Drosophila DJ-1 mutants are sensitive to oxidative stress and show reduced lifespan and motor deficits.

Parkinson's disease (PD) is a progressive movement disorder caused by the selective and massive loss of dopaminergic neurons (DA) in the substantia nigra pars compacta (SNc). DJ-1 loss-of-function mutations are involved in inherited early-onset PD forms and result in dysfunction of the oxidative stress response. In mice models, DJ-1 loss provokes sensitivity to oxidative insults but does not produce neurodegeneration. Similar results have been found when analyzing Drosophila mutants for the DJ-1 orthologous genes, DJ-1alpha and DJ-1beta. Here, we report the analysis of two new mutations for the Drosophila DJ-1 genes. Both ubiquitous induction of DJ-1alpha knockdown by RNAi and loss of function of DJ-1beta caused by an insertional mutation result in increased sensitivity to paraquat insults, reduced lifespan and motor impairments. However these mutations do not lead to DA neuron loss. Besides, we find that targeted inhibition of DJ-1alpha function in DA neuron results in certain DA neurodegeneration.

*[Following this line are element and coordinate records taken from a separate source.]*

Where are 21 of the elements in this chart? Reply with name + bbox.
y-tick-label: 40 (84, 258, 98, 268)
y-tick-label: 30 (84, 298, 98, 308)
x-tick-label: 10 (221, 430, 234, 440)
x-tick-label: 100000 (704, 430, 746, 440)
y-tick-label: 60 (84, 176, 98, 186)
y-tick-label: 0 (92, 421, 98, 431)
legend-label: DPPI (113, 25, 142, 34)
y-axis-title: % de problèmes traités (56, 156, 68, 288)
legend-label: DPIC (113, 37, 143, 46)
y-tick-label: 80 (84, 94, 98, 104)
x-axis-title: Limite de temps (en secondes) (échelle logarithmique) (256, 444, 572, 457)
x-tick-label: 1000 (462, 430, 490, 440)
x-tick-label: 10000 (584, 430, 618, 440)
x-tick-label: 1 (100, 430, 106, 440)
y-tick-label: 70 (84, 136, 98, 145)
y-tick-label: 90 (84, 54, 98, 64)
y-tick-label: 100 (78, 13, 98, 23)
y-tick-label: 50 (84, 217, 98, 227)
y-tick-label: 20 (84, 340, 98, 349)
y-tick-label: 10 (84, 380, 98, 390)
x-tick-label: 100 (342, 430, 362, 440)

Our results, together with findings in other Drosophila DJ-1 mutants, indicate that both Drosophila DJ-1 genes are implicated in the protection against the chemical induced oxidative stress response, but also in fly survival. The differences observed in DA neurodegeneration suggest that the motor impairments exhibited by the mutants could be caused by different pathways.